The other customer bought back and the big man bought another round. He showed them two new coin tricks—in one of which he balanced a quarter on the edge of a shot glass after he’d let them examine both the glass and the coin, and he wouldn’t tell the bartender how that one was done until the bartender stood a round.
It was after seven when he left the tavern. He wasn’t drunk, but he was feeling the drinks. He was really happy now. Ought to grab a bite to eat, he thought.
He looked around for a restaurant, a good one, and then decided no, maybe Marie would be expecting him to take her to dinner; he’d wait to eat until he was with her.
And so what if he got there early? He could wait, he could talk to her while she got ready.
He looked around for a taxi and saw none; he started walking briskly, again whistling “Tonight’s My Night with Baby,” which hadn’t, unfortunately, been on the juke box.

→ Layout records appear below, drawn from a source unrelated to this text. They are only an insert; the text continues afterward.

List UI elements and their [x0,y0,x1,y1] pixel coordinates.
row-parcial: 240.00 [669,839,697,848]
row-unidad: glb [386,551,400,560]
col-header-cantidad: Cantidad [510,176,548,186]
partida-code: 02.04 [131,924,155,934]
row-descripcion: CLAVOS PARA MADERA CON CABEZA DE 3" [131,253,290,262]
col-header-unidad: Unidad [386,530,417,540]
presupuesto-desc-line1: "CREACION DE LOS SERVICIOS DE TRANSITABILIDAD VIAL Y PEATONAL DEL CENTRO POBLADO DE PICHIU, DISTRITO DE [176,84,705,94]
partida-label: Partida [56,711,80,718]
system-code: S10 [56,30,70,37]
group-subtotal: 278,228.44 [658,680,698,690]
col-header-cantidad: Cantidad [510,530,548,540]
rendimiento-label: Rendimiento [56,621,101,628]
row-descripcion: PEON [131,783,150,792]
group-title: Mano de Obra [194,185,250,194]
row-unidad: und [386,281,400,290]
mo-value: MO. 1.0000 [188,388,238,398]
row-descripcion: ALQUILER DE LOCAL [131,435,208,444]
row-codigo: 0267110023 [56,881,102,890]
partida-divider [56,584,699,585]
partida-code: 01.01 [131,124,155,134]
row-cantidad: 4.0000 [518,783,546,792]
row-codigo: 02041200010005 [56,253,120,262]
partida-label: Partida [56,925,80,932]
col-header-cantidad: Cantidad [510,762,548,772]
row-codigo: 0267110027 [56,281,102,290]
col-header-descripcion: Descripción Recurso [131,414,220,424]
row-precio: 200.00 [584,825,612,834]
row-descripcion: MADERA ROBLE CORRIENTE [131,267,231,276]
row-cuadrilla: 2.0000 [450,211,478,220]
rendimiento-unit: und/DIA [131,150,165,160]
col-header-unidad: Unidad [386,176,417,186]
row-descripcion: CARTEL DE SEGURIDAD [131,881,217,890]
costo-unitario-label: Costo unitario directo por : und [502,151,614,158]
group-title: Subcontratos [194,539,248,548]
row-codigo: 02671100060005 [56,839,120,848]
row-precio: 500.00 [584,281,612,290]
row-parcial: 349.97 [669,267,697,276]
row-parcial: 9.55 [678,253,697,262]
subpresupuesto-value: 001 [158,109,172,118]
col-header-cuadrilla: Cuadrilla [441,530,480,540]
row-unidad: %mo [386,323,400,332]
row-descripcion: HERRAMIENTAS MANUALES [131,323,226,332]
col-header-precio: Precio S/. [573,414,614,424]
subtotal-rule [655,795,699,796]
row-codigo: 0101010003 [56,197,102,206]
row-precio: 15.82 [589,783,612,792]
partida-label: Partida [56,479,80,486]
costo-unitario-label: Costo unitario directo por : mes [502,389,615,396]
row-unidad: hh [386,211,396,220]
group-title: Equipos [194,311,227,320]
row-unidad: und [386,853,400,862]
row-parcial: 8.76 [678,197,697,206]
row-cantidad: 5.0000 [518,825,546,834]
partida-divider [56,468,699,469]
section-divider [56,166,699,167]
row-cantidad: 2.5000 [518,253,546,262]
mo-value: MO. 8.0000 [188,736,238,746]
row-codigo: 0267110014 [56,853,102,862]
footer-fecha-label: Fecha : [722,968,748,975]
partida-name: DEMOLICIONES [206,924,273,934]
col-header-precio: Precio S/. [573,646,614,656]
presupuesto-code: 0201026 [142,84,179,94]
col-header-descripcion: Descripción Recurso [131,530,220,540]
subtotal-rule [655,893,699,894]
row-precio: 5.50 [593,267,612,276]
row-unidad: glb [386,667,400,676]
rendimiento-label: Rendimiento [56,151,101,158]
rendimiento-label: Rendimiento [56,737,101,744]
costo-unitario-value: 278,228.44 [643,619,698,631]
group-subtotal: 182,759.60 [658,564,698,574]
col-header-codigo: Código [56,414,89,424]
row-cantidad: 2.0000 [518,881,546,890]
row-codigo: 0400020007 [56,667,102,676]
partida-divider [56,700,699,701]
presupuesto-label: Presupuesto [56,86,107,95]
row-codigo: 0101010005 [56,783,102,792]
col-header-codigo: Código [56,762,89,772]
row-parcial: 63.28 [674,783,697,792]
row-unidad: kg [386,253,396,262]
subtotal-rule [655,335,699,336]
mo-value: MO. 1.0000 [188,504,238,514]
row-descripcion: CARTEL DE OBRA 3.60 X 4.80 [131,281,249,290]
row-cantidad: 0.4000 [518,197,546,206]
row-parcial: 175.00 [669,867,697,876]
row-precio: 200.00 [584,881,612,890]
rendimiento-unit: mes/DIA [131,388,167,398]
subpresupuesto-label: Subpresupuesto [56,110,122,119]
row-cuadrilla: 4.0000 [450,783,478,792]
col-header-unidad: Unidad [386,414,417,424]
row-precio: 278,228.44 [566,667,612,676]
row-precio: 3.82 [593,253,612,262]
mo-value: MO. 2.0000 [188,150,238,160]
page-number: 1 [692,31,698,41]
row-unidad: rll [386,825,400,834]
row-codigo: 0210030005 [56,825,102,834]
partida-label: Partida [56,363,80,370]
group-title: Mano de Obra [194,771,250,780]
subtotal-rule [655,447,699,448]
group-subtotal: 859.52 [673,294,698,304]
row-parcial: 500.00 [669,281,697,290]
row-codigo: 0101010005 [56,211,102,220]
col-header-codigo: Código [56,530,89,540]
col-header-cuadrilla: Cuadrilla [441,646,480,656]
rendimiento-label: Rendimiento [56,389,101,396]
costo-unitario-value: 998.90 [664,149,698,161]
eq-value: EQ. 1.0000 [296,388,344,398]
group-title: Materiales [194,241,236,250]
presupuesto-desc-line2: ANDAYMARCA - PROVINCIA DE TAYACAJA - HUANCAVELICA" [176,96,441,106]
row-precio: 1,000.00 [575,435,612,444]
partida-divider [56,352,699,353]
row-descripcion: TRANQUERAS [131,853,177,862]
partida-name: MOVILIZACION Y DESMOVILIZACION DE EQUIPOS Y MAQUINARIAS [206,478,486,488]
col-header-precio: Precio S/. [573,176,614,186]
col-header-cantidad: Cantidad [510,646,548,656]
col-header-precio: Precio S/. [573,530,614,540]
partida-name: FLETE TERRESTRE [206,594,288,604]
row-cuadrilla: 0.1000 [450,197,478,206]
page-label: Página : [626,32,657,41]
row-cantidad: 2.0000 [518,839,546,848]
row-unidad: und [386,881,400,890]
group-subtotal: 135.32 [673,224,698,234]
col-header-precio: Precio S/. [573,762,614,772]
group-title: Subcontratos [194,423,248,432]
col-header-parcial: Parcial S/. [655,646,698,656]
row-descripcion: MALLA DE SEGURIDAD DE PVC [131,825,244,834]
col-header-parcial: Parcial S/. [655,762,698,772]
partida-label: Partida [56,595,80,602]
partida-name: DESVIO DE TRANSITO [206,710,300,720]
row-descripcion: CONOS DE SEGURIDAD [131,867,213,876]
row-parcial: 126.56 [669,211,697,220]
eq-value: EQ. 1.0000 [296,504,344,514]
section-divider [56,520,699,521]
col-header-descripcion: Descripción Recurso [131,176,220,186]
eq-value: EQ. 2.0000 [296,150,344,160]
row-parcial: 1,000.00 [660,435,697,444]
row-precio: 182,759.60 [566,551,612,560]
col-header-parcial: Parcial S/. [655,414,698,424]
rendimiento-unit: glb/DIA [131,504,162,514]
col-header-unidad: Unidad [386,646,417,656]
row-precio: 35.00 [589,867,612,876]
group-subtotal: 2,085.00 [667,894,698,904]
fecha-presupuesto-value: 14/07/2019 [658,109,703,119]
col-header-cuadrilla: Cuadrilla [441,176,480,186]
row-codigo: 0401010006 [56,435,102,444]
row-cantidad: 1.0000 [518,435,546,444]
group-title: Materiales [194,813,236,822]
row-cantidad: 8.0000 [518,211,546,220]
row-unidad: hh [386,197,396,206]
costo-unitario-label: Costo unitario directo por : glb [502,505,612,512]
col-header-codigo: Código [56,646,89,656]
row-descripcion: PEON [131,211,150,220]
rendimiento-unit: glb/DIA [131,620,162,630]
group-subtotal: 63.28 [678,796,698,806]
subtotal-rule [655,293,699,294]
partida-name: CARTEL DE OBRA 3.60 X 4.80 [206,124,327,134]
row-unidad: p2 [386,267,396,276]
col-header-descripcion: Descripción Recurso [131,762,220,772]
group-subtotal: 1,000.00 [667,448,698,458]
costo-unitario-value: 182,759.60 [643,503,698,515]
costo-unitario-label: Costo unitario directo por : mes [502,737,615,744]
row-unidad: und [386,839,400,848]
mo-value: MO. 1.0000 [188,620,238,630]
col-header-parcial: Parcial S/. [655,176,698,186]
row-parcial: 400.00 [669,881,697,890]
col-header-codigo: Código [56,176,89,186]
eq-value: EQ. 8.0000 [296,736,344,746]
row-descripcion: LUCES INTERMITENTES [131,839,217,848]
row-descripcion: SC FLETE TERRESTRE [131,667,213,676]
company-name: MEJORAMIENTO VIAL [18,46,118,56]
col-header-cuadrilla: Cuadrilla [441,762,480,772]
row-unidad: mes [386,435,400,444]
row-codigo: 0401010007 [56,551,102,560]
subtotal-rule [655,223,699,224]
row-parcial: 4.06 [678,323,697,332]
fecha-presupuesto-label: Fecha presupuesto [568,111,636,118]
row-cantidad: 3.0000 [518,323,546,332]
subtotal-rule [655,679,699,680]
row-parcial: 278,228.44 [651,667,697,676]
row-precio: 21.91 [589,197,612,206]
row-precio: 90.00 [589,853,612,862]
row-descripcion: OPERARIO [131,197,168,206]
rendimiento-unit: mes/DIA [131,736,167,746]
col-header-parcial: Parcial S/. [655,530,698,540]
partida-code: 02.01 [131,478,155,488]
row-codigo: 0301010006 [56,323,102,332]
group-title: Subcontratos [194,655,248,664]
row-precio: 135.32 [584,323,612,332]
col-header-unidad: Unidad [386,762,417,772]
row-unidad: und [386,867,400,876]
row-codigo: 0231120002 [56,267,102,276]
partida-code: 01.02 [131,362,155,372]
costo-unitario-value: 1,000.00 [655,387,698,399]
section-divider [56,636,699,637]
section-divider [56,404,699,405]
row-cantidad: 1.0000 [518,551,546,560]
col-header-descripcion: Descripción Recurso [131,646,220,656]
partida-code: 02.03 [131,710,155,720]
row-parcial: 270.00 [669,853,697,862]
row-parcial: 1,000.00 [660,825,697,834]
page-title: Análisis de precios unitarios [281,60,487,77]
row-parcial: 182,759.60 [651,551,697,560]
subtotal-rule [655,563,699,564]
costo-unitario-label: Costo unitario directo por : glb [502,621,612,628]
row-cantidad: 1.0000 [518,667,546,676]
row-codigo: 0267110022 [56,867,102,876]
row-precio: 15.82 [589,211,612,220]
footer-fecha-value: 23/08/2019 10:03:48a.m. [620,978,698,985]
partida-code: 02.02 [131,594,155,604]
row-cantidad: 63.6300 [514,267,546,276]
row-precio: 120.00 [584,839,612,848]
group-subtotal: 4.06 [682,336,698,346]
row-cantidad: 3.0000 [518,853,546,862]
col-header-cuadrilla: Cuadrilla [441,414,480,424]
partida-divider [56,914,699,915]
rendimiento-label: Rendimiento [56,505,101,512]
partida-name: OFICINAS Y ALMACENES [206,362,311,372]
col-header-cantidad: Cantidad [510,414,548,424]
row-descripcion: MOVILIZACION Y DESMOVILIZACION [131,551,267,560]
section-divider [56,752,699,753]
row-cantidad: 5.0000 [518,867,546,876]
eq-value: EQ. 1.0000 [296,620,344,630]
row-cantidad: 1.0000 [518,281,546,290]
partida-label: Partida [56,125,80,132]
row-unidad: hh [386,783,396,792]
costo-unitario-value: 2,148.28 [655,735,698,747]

He walked briskly, whistling happily, into the gathering dusk. He was going to be early, but he didn’t want to stop for another drink; there’d be plenty of drinking later, and right now he felt just right.
It wasn’t until he was a block away that he remembered the shave he’d meant to get. He stopped and felt his face, and yes, he really needed one. Luck was with him, too, because only a few doors back he’d passed a little hole-in-the-wall barber shop. He retraced his steps and found it open. There was one barber and no customers.